Route 66, the famous highway, also known as the Main Street of America or the Mother Road, was one of the first original highways within the U.S. Highway system. Established on November 11, 1926, the highway originally ran from Chicago, Illinois, through Missouri, Kansas, Oklahoma, Texas, New Mexico, and Arizona, before ending in Santa Monica, California. The road covers a total of 2,448 miles and it’s safe to say it has become one of the most popular destinations worldwide.
Besides some pretty normal gas stations and a number of power lines, the two-lane roadway doesn’t have much to see, but trust me when I say there is plenty to hear. Yes, did you know that a strip of the road has a small part where there’s actual music coming from the road itself? Back in 2014, the New Mexico Department of Transporation, along with the National Geographic Channel, decided to make things fun for passengers and created a roadway that sings. Literally. With the help of Sun Bar Construction Corp, a company that specializes in the design and constructing traffic control signs, they created a 490-yard stretch near Tijeras and Albuquerque that grooves along to the wonderful “America the Beautiful”.

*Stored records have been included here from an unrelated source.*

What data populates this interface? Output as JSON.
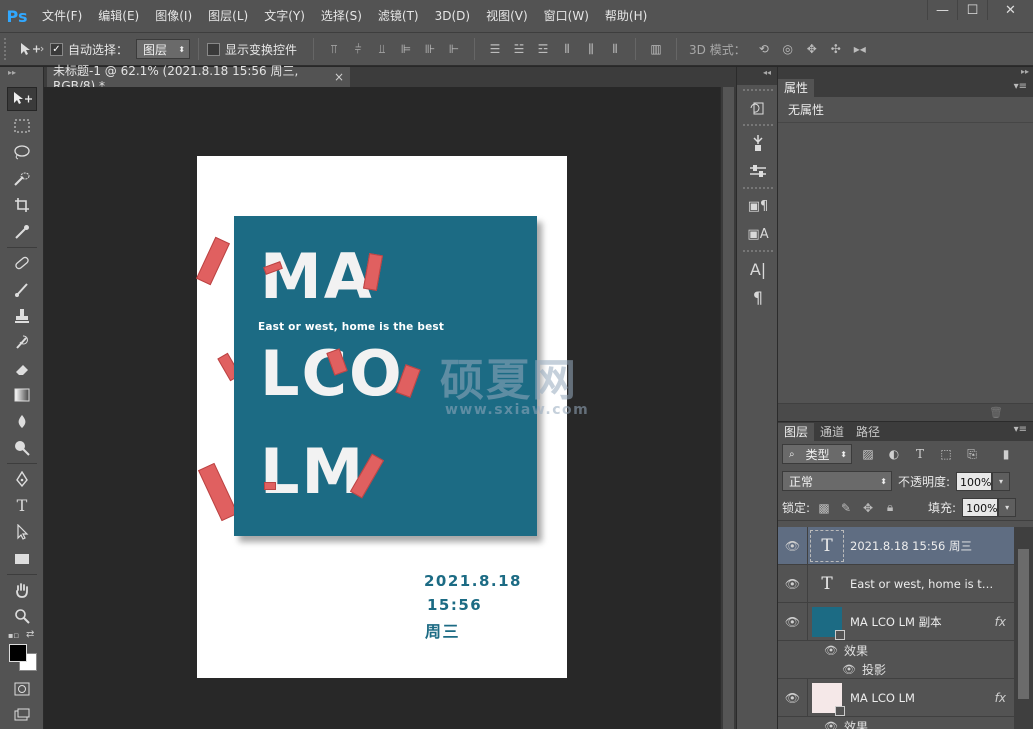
{
  "app": {
    "logo": "Ps"
  },
  "menu": [
    "文件(F)",
    "编辑(E)",
    "图像(I)",
    "图层(L)",
    "文字(Y)",
    "选择(S)",
    "滤镜(T)",
    "3D(D)",
    "视图(V)",
    "窗口(W)",
    "帮助(H)"
  ],
  "window_controls": {
    "minimize": "—",
    "maximize": "☐",
    "close": "✕"
  },
  "options": {
    "auto_select_label": "自动选择：",
    "auto_select_checked": true,
    "layer_select_value": "图层",
    "transform_controls_label": "显示变换控件",
    "transform_controls_checked": false,
    "mode_3d_label": "3D 模式："
  },
  "document": {
    "tab_title": "未标题-1 @ 62.1% (2021.8.18 15:56 周三, RGB/8) *",
    "close": "×"
  },
  "artwork": {
    "line1": "MA",
    "line2": "LCO",
    "line3": "LM",
    "subline": "East or west, home is the best",
    "date": "2021.8.18",
    "time": "15:56",
    "weekday": "周三",
    "accent_color": "#1c6b84",
    "ribbon_color": "#e06060"
  },
  "watermark": {
    "cn": "硕夏网",
    "url": "www.sxiaw.com"
  },
  "properties": {
    "tab": "属性",
    "info": "无属性"
  },
  "layers": {
    "tabs": [
      "图层",
      "通道",
      "路径"
    ],
    "kind_label": "类型",
    "blend_mode": "正常",
    "opacity_label": "不透明度:",
    "opacity_value": "100%",
    "lock_label": "锁定:",
    "fill_label": "填充:",
    "fill_value": "100%",
    "items": [
      {
        "name": "2021.8.18  15:56 周三",
        "type": "text",
        "selected": true
      },
      {
        "name": "East or west, home is the ...",
        "type": "text",
        "selected": false
      },
      {
        "name": "MA LCO LM 副本",
        "type": "image",
        "fx": "fx",
        "effects_label": "效果",
        "effect": "投影",
        "selected": false
      },
      {
        "name": "MA LCO LM",
        "type": "image2",
        "fx": "fx",
        "effects_label": "效果",
        "selected": false
      }
    ]
  }
}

But like everything in life, there’s a catch! One can only hear the song when traveling at exactly 45 mph, which is the speed limit. NMDOT created this “special perk” to advertise rules by Nationwide Insurance to get drivers to be safe and follow the proper speed limits. How does it work? Simple. All sound and music notes that one can hear day to day are with the help of vibrations through the air. For example, anything that vibrates 330 times in one second produces in an E note on either a guitar string, a tuning fork, or even a tire!
To produce an E note with the car, the builders had to space the rumble strips, if driven at 45 mph for one second, to hit 330 strips. So, to all my mathematicians out there, that’s 2.4 inches between each rumble strip. After that, builders decided to break down the music into exact “chunks of time” and applied the same technique and spacing depending on what notes needed to be longer and which ones need to be shorter.
Personally, I think this is pretty genius. There is an open road with beautiful scenery and music all at once. What could be better? There are only a handful of rhythmic roadways around the world, including highways in Japan (Melody Road) and Denmark (Asphaltophone). Honda, the automobile manufacturer, also built one near Lancaster, California as part of an ad campaign that remains popular with a motorist. I don’t’ know about you, but I feel like every highway should play a song pertaining to their state.